When international rotorcraft leaders gather this month in Montreal for the first International Helicopter Safety Symposium, they cannot help but spend a great deal of the four-day meeting talking about the role that the individual plays in advancing or holding back rotorcraft safety.
Organized by the American Helicopter Society and its Montreal chapter, the meeting's purpose is to identify underlying accident causal factors and the risk of their occurrence, then begin to develop strategies for mitigating them. The common wisdom is that 75--80 percent of helicopter accidents involve, in whole or in part, pilot error. Logically, then, the discussion must focus on why men and women, many of who are well trained and experienced, continue to crash rotorcraft at an unacceptably high rate. Once those talks begins in earnest, their focus should shift.

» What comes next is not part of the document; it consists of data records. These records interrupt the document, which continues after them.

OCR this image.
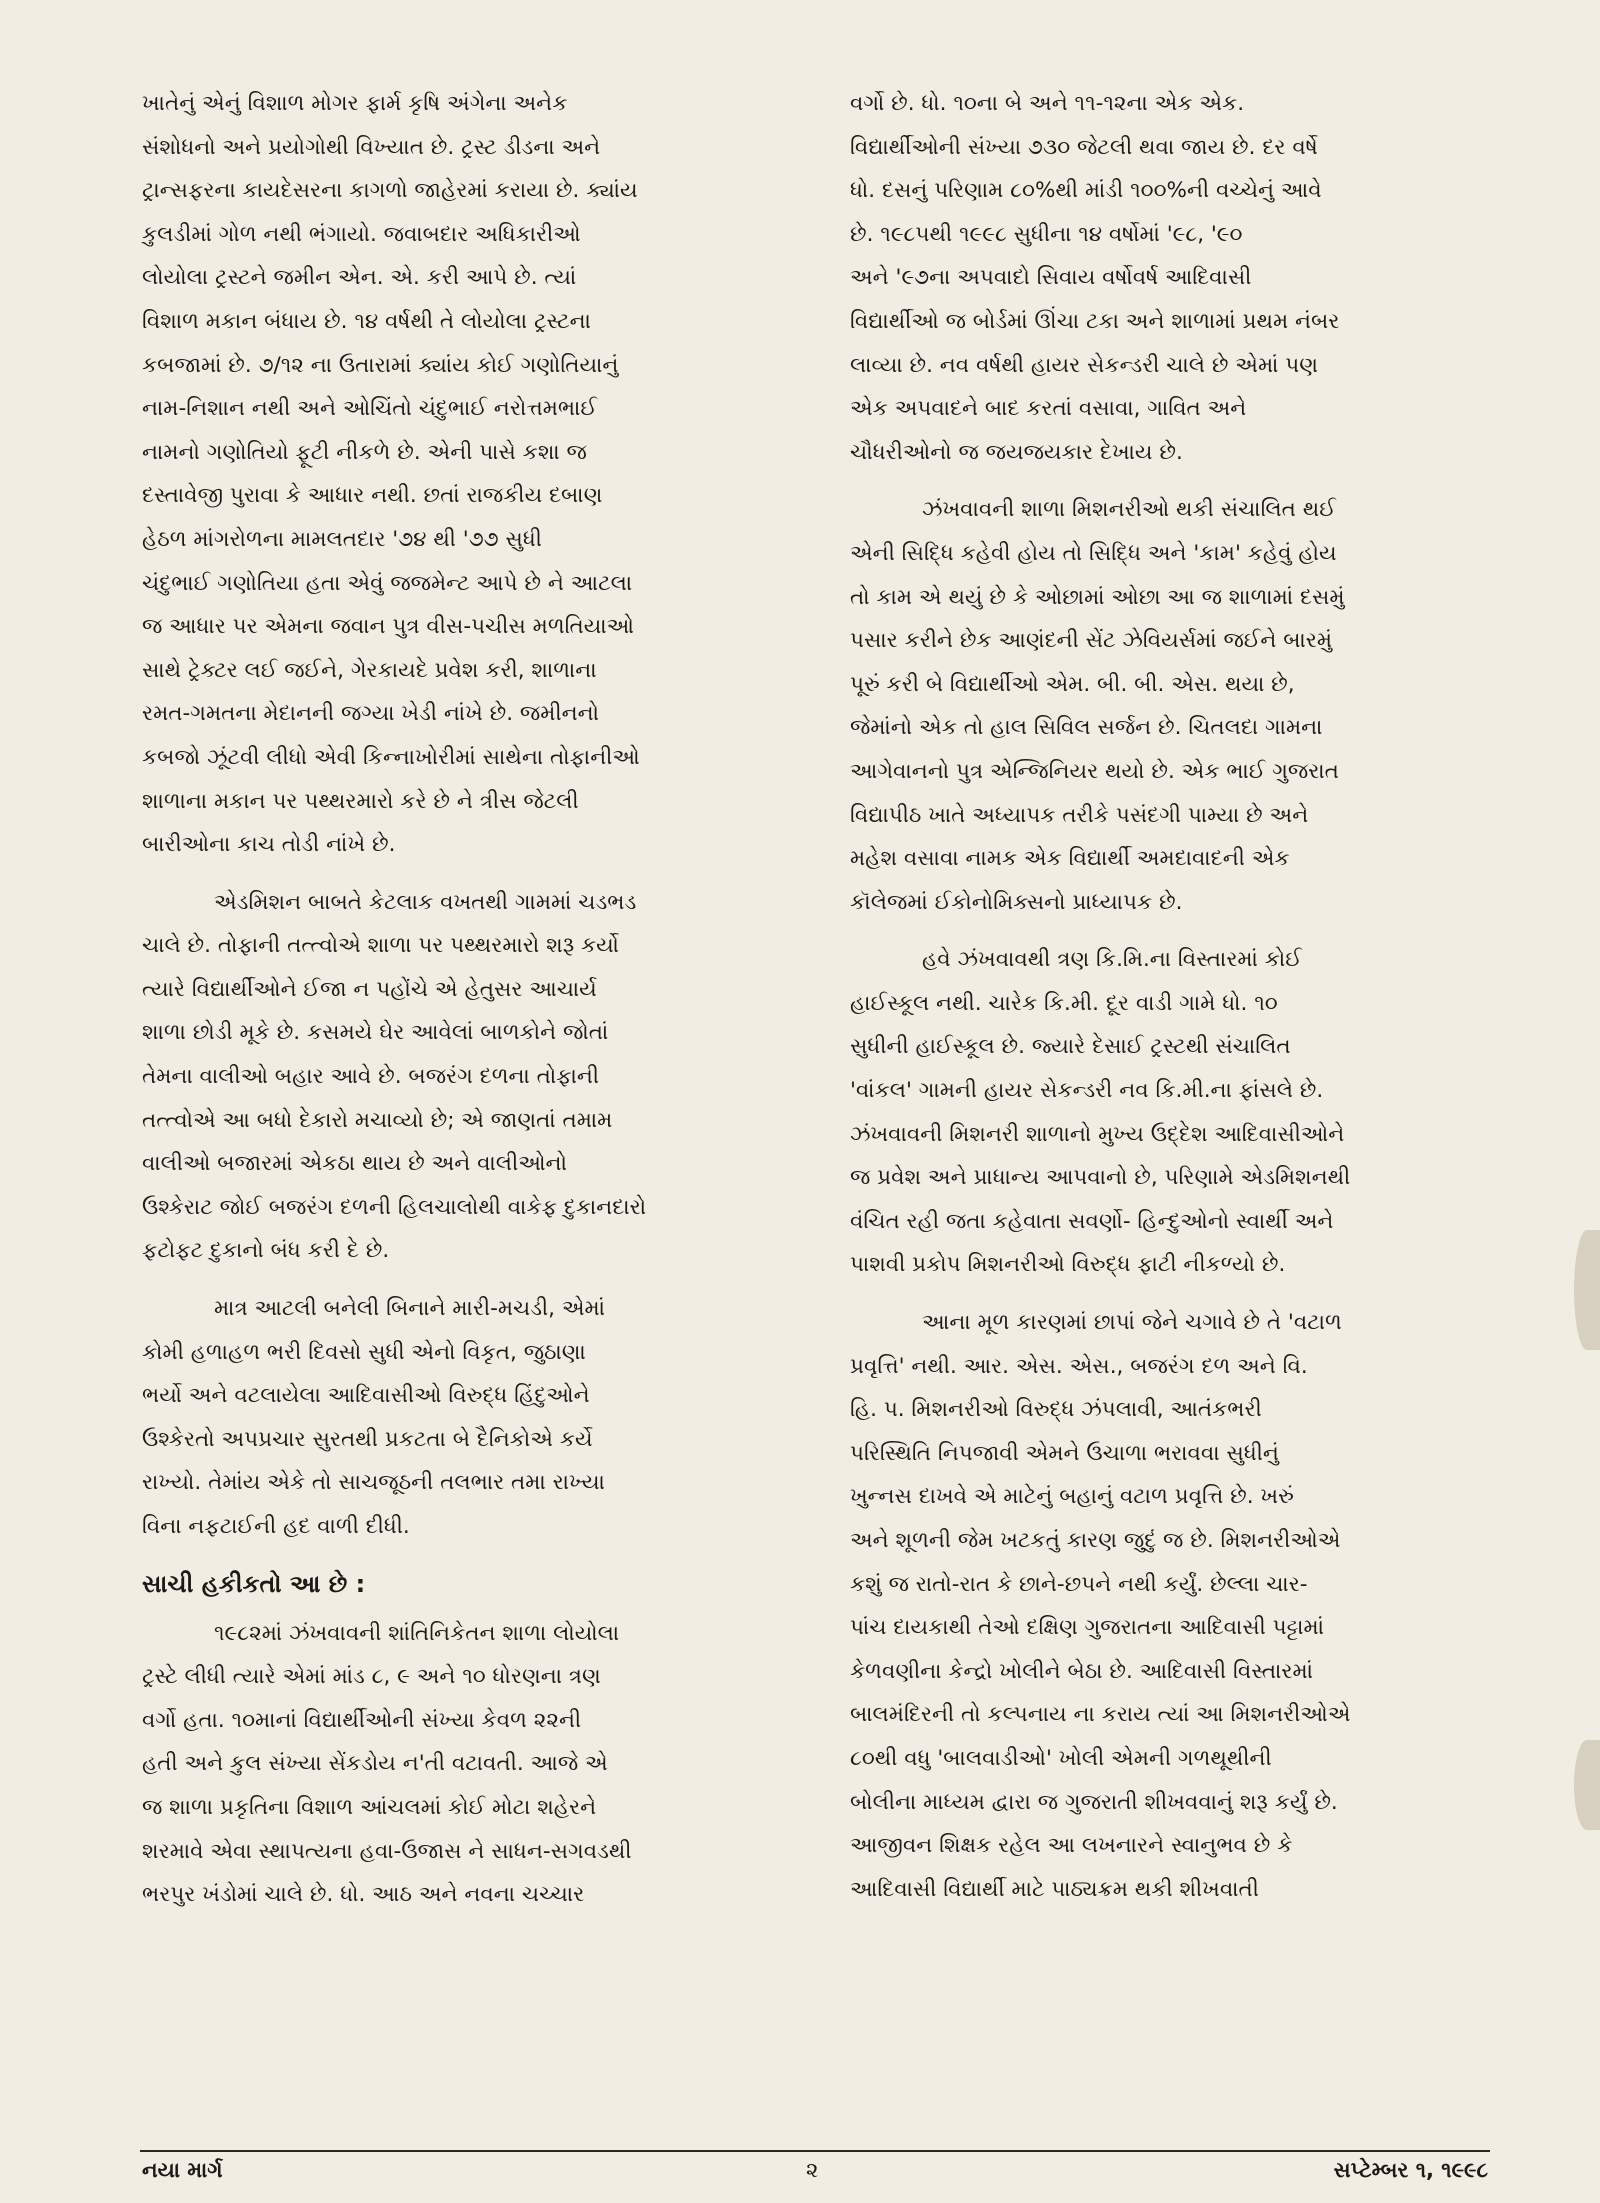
ખાતેનું એનું વિશાળ મોગર ફાર્મ કૃષિ અંગેના અનેક
સંશોધનો અને પ્રયોગોથી વિખ્યાત છે. ટ્રસ્ટ ડીડના અને
ટ્રાન્સફરના કાયદેસરના કાગળો જાહેરમાં કરાયા છે. ક્યાંય
કુલડીમાં ગોળ નથી ભંગાયો. જવાબદાર અધિકારીઓ
લોયોલા ટ્રસ્ટને જમીન એન. એ. કરી આપે છે. ત્યાં
વિશાળ મકાન બંધાય છે. ૧૪ વર્ષથી તે લોયોલા ટ્રસ્ટના
કબજામાં છે. ૭/૧૨ ના ઉતારામાં ક્યાંય કોઈ ગણોતિયાનું
નામ-નિશાન નથી અને ઓચિંતો ચંદુભાઈ નરોત્તમભાઈ
નામનો ગણોતિયો ફૂટી નીકળે છે. એની પાસે કશા જ
દસ્તાવેજી પુરાવા કે આધાર નથી. છતાં રાજકીય દબાણ
હેઠળ માંગરોળના મામલતદાર '૭૪ થી '૭૭ સુધી
ચંદુભાઈ ગણોતિયા હતા એવું જજમેન્ટ આપે છે ને આટલા
જ આધાર પર એમના જવાન પુત્ર વીસ-પચીસ મળતિયાઓ
સાથે ટ્રેક્ટર લઈ જઈને, ગેરકાયદે પ્રવેશ કરી, શાળાના
રમત-ગમતના મેદાનની જગ્યા ખેડી નાંખે છે. જમીનનો
કબજો ઝૂંટવી લીધો એવી કિન્નાખોરીમાં સાથેના તોફાનીઓ
શાળાના મકાન પર પથ્થરમારો કરે છે ને ત્રીસ જેટલી
બારીઓના કાચ તોડી નાંખે છે.

એડમિશન બાબતે કેટલાક વખતથી ગામમાં ચડભડ
ચાલે છે. તોફાની તત્ત્વોએ શાળા પર પથ્થરમારો શરૂ કર્યો
ત્યારે વિદ્યાર્થીઓને ઈજા ન પહોંચે એ હેતુસર આચાર્ય
શાળા છોડી મૂકે છે. કસમયે ઘેર આવેલાં બાળકોને જોતાં
તેમના વાલીઓ બહાર આવે છે. બજરંગ દળના તોફાની
તત્ત્વોએ આ બધો દેકારો મચાવ્યો છે; એ જાણતાં તમામ
વાલીઓ બજારમાં એકઠા થાય છે અને વાલીઓનો
ઉશ્કેરાટ જોઈ બજરંગ દળની હિલચાલોથી વાકેફ દુકાનદારો
ફટોફટ દુકાનો બંધ કરી દે છે.

માત્ર આટલી બનેલી બિનાને મારી-મચડી, એમાં
કોમી હળાહળ ભરી દિવસો સુધી એનો વિકૃત, જુઠાણા
ભર્યો અને વટલાયેલા આદિવાસીઓ વિરુદ્ધ હિંદુઓને
ઉશ્કેરતો અપપ્રચાર સુરતથી પ્રકટતા બે દૈનિકોએ કર્યે
રાખ્યો. તેમાંય એકે તો સાચજૂઠની તલભાર તમા રાખ્યા
વિના નફટાઈની હદ વાળી દીધી.

સાચી હકીકતો આ છે :

૧૯૮૨માં ઝંખવાવની શાંતિનિકેતન શાળા લોયોલા
ટ્રસ્ટે લીધી ત્યારે એમાં માંડ ૮, ૯ અને ૧૦ ધોરણના ત્રણ
વર્ગો હતા. ૧૦માનાં વિદ્યાર્થીઓની સંખ્યા કેવળ ૨૨ની
હતી અને કુલ સંખ્યા સેંકડોય ન'તી વટાવતી. આજે એ
જ શાળા પ્રકૃતિના વિશાળ આંચલમાં કોઈ મોટા શહેરને
શરમાવે એવા સ્થાપત્યના હવા-ઉજાસ ને સાધન-સગવડથી
ભરપુર ખંડોમાં ચાલે છે. ધો. આઠ અને નવના ચચ્ચાર

વર્ગો છે. ધો. ૧૦ના બે અને ૧૧-૧૨ના એક એક.
વિદ્યાર્થીઓની સંખ્યા ૭૩૦ જેટલી થવા જાય છે. દર વર્ષે
ધો. દસનું પરિણામ ૮૦%થી માંડી ૧૦૦%ની વચ્ચેનું આવે
છે. ૧૯૮૫થી ૧૯૯૮ સુધીના ૧૪ વર્ષોમાં '૯૮, '૯૦
અને '૯૭ના અપવાદો સિવાય વર્ષોવર્ષ આદિવાસી
વિદ્યાર્થીઓ જ બોર્ડમાં ઊંચા ટકા અને શાળામાં પ્રથમ નંબર
લાવ્યા છે. નવ વર્ષથી હાયર સેકન્ડરી ચાલે છે એમાં પણ
એક અપવાદને બાદ કરતાં વસાવા, ગાવિત અને
ચૌધરીઓનો જ જયજયકાર દેખાય છે.

ઝંખવાવની શાળા મિશનરીઓ થકી સંચાલિત થઈ
એની સિદ્ધિ કહેવી હોય તો સિદ્ધિ અને 'કામ' કહેવું હોય
તો કામ એ થયું છે કે ઓછામાં ઓછા આ જ શાળામાં દસમું
પસાર કરીને છેક આણંદની સેંટ ઝેવિયર્સમાં જઈને બારમું
પૂરું કરી બે વિદ્યાર્થીઓ એમ. બી. બી. એસ. થયા છે,
જેમાંનો એક તો હાલ સિવિલ સર્જન છે. ચિતલદા ગામના
આગેવાનનો પુત્ર એન્જિનિયર થયો છે. એક ભાઈ ગુજરાત
વિદ્યાપીઠ ખાતે અધ્યાપક તરીકે પસંદગી પામ્યા છે અને
મહેશ વસાવા નામક એક વિદ્યાર્થી અમદાવાદની એક
કૉલેજમાં ઈકોનોમિક્સનો પ્રાધ્યાપક છે.

હવે ઝંખવાવથી ત્રણ કિ.મિ.ના વિસ્તારમાં કોઈ
હાઈસ્કૂલ નથી. ચારેક કિ.મી. દૂર વાડી ગામે ધો. ૧૦
સુધીની હાઈસ્કૂલ છે. જ્યારે દેસાઈ ટ્રસ્ટથી સંચાલિત
'વાંકલ' ગામની હાયર સેકન્ડરી નવ કિ.મી.ના ફાંસલે છે.
ઝંખવાવની મિશનરી શાળાનો મુખ્ય ઉદ્દેશ આદિવાસીઓને
જ પ્રવેશ અને પ્રાધાન્ય આપવાનો છે, પરિણામે એડમિશનથી
વંચિત રહી જતા કહેવાતા સવર્ણો- હિન્દુઓનો સ્વાર્થી અને
પાશવી પ્રકોપ મિશનરીઓ વિરુદ્ધ ફાટી નીકળ્યો છે.

આના મૂળ કારણમાં છાપાં જેને ચગાવે છે તે 'વટાળ
પ્રવૃત્તિ' નથી. આર. એસ. એસ., બજરંગ દળ અને વિ.
હિ. પ. મિશનરીઓ વિરુદ્ધ ઝંપલાવી, આતંકભરી
પરિસ્થિતિ નિપજાવી એમને ઉચાળા ભરાવવા સુધીનું
ખુન્નસ દાખવે એ માટેનું બહાનું વટાળ પ્રવૃત્તિ છે. ખરું
અને શૂળની જેમ ખટકતું કારણ જુદું જ છે. મિશનરીઓએ
કશું જ રાતો-રાત કે છાને-છપને નથી કર્યું. છેલ્લા ચાર-
પાંચ દાયકાથી તેઓ દક્ષિણ ગુજરાતના આદિવાસી પટ્ટામાં
કેળવણીના કેન્દ્રો ખોલીને બેઠા છે. આદિવાસી વિસ્તારમાં
બાલમંદિરની તો કલ્પનાય ના કરાય ત્યાં આ મિશનરીઓએ
૮૦થી વધુ 'બાલવાડીઓ' ખોલી એમની ગળથૂથીની
બોલીના માધ્યમ દ્વારા જ ગુજરાતી શીખવવાનું શરૂ કર્યું છે.
આજીવન શિક્ષક રહેલ આ લખનારને સ્વાનુભવ છે કે
આદિવાસી વિદ્યાર્થી માટે પાઠ્યક્રમ થકી શીખવાતી

નયા માર્ગ	૨	સપ્ટેમ્બર ૧, ૧૯૯૮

Clearly, in many cases the discussion will conclude with sad agreement: "Sure that helicopter crashed. How could it not?" There a far too many cases in which pilots make poor decisions that get them into situations for which they are not trained or experienced, and there are far too many cases in which pilots just do stupid things. For this and a lot of other reasons, I suspect, too many safety investigations still end with "Pilot Error" stamped on the file. However, the inevitable answer to genuinely in-depth examinations of why skilled, veteran pilots crash helicopters in many cases will be different. Given the circumstances and the emergency conditions, the conclusion often will be "That helicopter shouldn't have crashed. Those people shouldn't have died." The next questions become, "Then why? What other links contributed to that chain of events." When that happens, a new degree of safety pursuit begins, one that truly considers the role that aircraft and component design, maintenance, operational control and management play in helping a pilot avoid a deadly predicament fly right into one.

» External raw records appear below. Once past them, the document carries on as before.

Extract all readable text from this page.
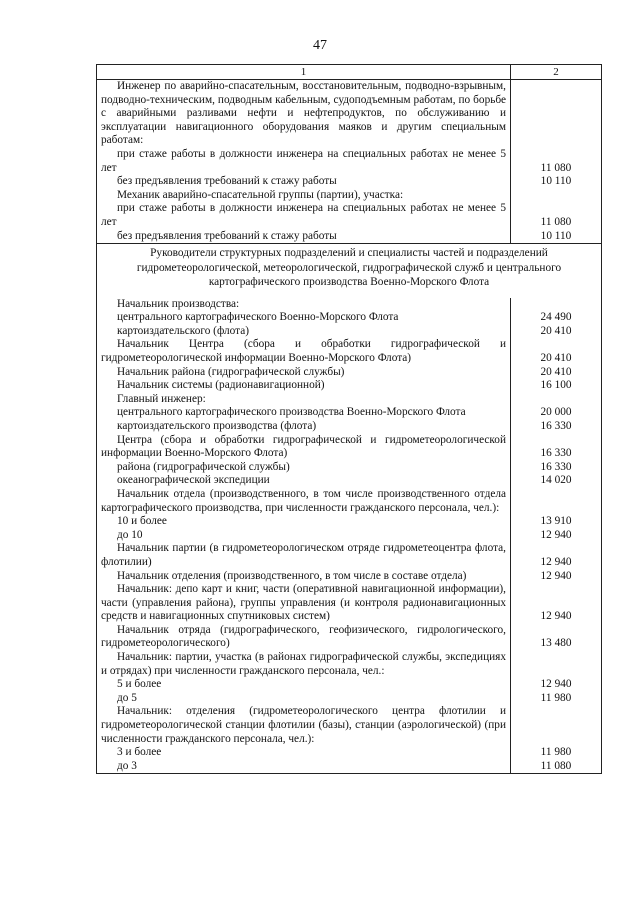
47
1	2
Инженер по аварийно-спасательным, восстановительным, подводно-взрывным, подводно-техническим, подводным кабельным, судоподъемным работам, по борьбе с аварийными разливами нефти и нефтепродуктов, по обслуживанию и эксплуатации навигационного оборудования маяков и другим специальным работам:
при стаже работы в должности инженера на специальных работах не менее 5 лет	11 080
без предъявления требований к стажу работы	10 110
Механик аварийно-спасательной группы (партии), участка:
при стаже работы в должности инженера на специальных работах не менее 5 лет	11 080
без предъявления требований к стажу работы	10 110
Руководители структурных подразделений и специалисты частей и подразделений гидрометеорологической, метеорологической, гидрографической служб и центрального картографического производства Военно-Морского Флота
Начальник производства:
центрального картографического Военно-Морского Флота	24 490
картоиздательского (флота)	20 410
Начальник Центра (сбора и обработки гидрографической и гидрометеорологической информации Военно-Морского Флота)	20 410
Начальник района (гидрографической службы)	20 410
Начальник системы (радионавигационной)	16 100
Главный инженер:
центрального картографического производства Военно-Морского Флота	20 000
картоиздательского производства (флота)	16 330
Центра (сбора и обработки гидрографической и гидрометеорологической информации Военно-Морского Флота)	16 330
района (гидрографической службы)	16 330
океанографической экспедиции	14 020
Начальник отдела (производственного, в том числе производственного отдела картографического производства, при численности гражданского персонала, чел.):
10 и более	13 910
до 10	12 940
Начальник партии (в гидрометеорологическом отряде гидрометеоцентра флота, флотилии)	12 940
Начальник отделения (производственного, в том числе в составе отдела)	12 940
Начальник: депо карт и книг, части (оперативной навигационной информации), части (управления района), группы управления (и контроля радионавигационных средств и навигационных спутниковых систем)	12 940
Начальник отряда (гидрографического, геофизического, гидрологического, гидрометеорологического)	13 480
Начальник: партии, участка (в районах гидрографической службы, экспедициях и отрядах) при численности гражданского персонала, чел.:
5 и более	12 940
до 5	11 980
Начальник: отделения (гидрометеорологического центра флотилии и гидрометеорологической станции флотилии (базы), станции (аэрологической) (при численности гражданского персонала, чел.):
3 и более	11 980
до 3	11 080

This month, we offer some grist for the talks in Montreal. Douglas W. Nelms reports on the various aspects of the human factors that play a role in rotorcraft safety and what is being done to understand and manage them better. Simon Roper, in the first of a series of articles for Helicopter Training, shares what led him to take the first steps in learning to fly rotorcraft safely. Larry Mattiello offers a unique perspective on what drives safety gains in the aviation industry as well as his assessment of what he and many others see as glaring shortcomings in training of helicopter pilots (and their bosses). If the Montreal meeting succeeds, we'll be discussing these subjects often in coming months.